The current work by Burnett et al. highlights the strengths of a combined approach using human and mouse models to study a complex neuroendocrine disorder and adds to a growing literature using iPSCs to investigate the molecular etiology of PWS (8, 9). PC1 deficiency represents an intriguing potential mechanism that links many of the diverse phenotypes observed in PWS. For example, patients with inactivating mutations of PCSK1 manifest a clinical phenotype of syndromic obesity with some parallels to PWS, and one report has suggested that a subset of PWS patients may have reduced expression of a closely related proprotein convertase, PC2, in the hypothalamic paraventricular and supraoptic nuclei (10). Genetically modified mice lacking Nhlh2 or Pcsk1 further mirror aspects of the natural history of PWS in humans. Homozygous deletions of Pcsk1 in the mouse result in a high rate of early lethality and a failure to thrive, while hypomorphic Pcsk1 mice develop obesity in adulthood (11). Nhlh2 deletion mice display hypogonadism and adult-onset obesity, potentially driven by defects in energy expenditure (7, 12).
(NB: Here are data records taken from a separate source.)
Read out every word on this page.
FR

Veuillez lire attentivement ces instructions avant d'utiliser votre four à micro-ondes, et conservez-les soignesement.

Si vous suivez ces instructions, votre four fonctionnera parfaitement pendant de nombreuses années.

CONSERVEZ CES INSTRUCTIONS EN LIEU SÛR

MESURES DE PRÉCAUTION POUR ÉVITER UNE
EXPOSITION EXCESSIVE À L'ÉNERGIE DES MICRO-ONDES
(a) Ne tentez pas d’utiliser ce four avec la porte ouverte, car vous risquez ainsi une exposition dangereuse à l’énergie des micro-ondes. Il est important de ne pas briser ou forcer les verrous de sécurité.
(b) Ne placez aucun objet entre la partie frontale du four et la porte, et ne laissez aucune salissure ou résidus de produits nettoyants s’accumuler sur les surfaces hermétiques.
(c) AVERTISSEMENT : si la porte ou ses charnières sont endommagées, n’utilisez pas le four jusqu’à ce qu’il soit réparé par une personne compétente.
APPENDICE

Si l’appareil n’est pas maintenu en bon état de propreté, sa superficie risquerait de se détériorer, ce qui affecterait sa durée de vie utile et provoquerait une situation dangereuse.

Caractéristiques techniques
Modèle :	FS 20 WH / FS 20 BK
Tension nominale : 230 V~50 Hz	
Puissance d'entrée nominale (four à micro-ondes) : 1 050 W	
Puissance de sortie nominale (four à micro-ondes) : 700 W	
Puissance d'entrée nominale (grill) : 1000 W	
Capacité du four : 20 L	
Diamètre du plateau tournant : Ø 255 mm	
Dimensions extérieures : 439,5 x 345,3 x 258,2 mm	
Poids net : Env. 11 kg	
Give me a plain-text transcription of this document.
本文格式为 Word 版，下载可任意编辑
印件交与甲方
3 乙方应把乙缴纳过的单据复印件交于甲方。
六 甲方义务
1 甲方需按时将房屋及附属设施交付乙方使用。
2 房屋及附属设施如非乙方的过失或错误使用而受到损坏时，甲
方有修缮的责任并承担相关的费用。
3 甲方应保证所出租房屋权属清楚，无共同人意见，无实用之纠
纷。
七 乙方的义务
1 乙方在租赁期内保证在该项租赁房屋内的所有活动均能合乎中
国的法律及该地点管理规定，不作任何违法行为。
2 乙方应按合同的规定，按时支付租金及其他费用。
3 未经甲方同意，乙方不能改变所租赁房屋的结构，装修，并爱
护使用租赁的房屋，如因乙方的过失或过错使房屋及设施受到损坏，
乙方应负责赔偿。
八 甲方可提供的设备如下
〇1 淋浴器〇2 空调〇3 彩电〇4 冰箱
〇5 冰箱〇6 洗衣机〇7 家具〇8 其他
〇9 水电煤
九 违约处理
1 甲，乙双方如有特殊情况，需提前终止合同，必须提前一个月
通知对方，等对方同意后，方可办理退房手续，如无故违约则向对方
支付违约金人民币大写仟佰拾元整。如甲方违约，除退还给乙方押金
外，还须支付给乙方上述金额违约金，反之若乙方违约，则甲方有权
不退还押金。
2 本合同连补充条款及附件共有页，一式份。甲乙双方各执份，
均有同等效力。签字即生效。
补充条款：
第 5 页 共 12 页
Elevated levels of ghrelin, including the active acylated form, have been repeatedly demonstrated in patients with PWS (13–15), with an obvious implication that hyperghrelinemia might be a mechanism that drives the hyperphagia that is characteristic of PWS. However, hyperghrelinemia appears in infancy well before the onset of hyperphagia (16, 17), and ghrelin-reducing agents do not alleviate hyperphagia in individuals with PWS (18). Recent studies found no elevation in total ghrelin in Snord116–/– mice (19). Burnett et al. pose an interesting hypothesis that the high levels of circulating ghrelin reported in human PWS could possibly be due to cross-reactivity of most assays with proghrelin. A comprehensive analysis of the specific products of the proghrelin gene in human PWS patients and controls is urgently needed.